Siemens starts construction on German 'green' hydrogen plant

Article by Amanda Jasi

Ralf Thomas, CFO of Siemens, at the ground breaking for the Wunsiedel, Germany ‘green’ hydrogen plant

SIEMENS has started construction of an 8.75 MW “green” hydrogen plant in Germany, that is expected to serve as a model for the nation.

The planned facility will produce 1,350 t/y of carbon-free or green hydrogen, generated via electrolysis using renewable energy sources such as solar or wind power. Water electrolysis is a process used to split water into hydrogen and oxygen using electricity. The plant will use a Siemens Energy advanced electrolyser for this process.

The generated hydrogen will be used in transport and by industry, allowing for carbon dioxide savings of up to 13,500 t/y.

The plant will be constructed at the Wunsiedel Energy Park in Wunsiedel, Bavaria, Germany and connected to an existing Siemens battery storage facility and adjacent industrial enterprises.
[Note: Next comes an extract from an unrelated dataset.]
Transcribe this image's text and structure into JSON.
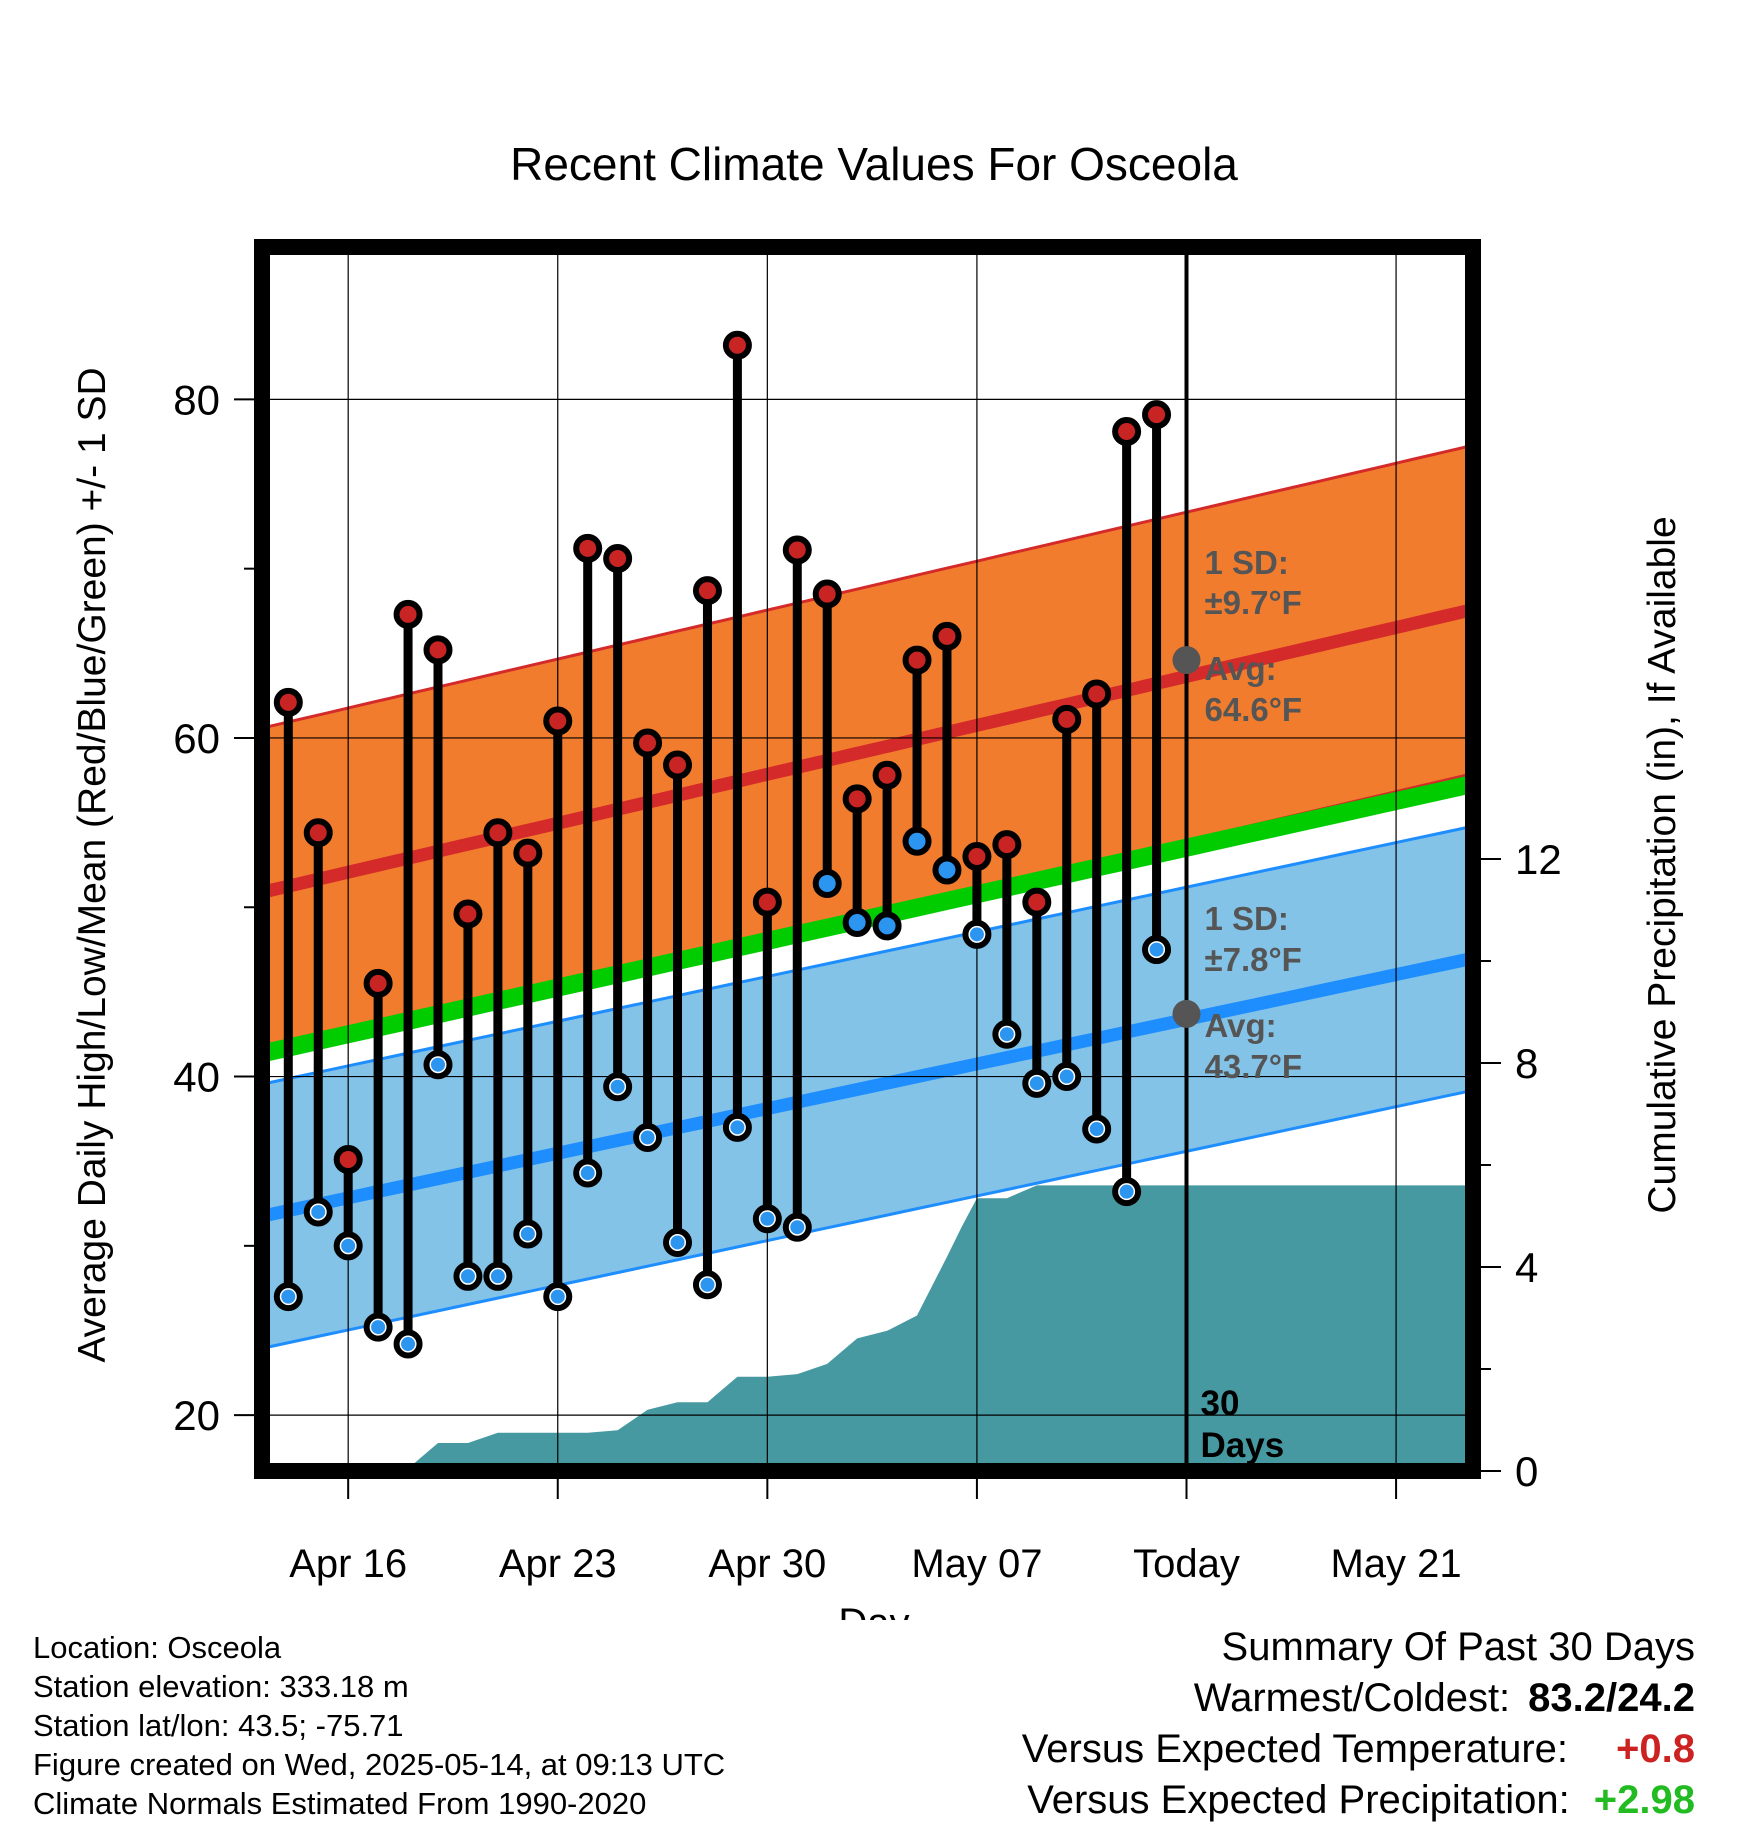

These could use waste heat, or the oxygen split off during electrolysis. The connected infrastructure will serve as a model for Germany.

Hydrogen will be delivered via truck trailers to local and regional end customers.

The plant is expected to help alleviate grid bottlenecks and provide flexibility for the power grid.

According to Siemens, there is the opportunity to build a public hydrogen filling station for trucks and buses at the same locations allowing for carbon-free heavy goods transportation, as well as regional public transportation. 

Known as the WUN H2 project, the plant will be operated by the company WUN H2. Siemens is acting as the general contractor, and is an investor in the operating company, alongside Riessner Gase and SWW Wunsiedel. Siemens owns 45% of WUN H2.

Operations are scheduled to begin in Q3 of 2022.

Philipp Matthes, Managing Director of the project, said: “WUN H2 is a pilot project for Germany that will demonstrate innovative technology in practice and ultimately prove the feasibility of industrial production of green hydrogen. Our concept is scalable and can easily be transferred to other locations. If every city had its own H2 plant, the energy transition would already be much further along.”

Ralf Thomas, CFO of Siemens said: “Converting our energy supply to new, climate-neutral energy sources is one of the main objectives of the energy transition. Hydrogen plays a key role in this.”

“In this respect, Wunsiedel, with its existing distributed energy system and the use of digital technology, is a lighthouse project for a sustainable energy future.”

Hydrogen is receiving widescale attention as an alternative energy carrier.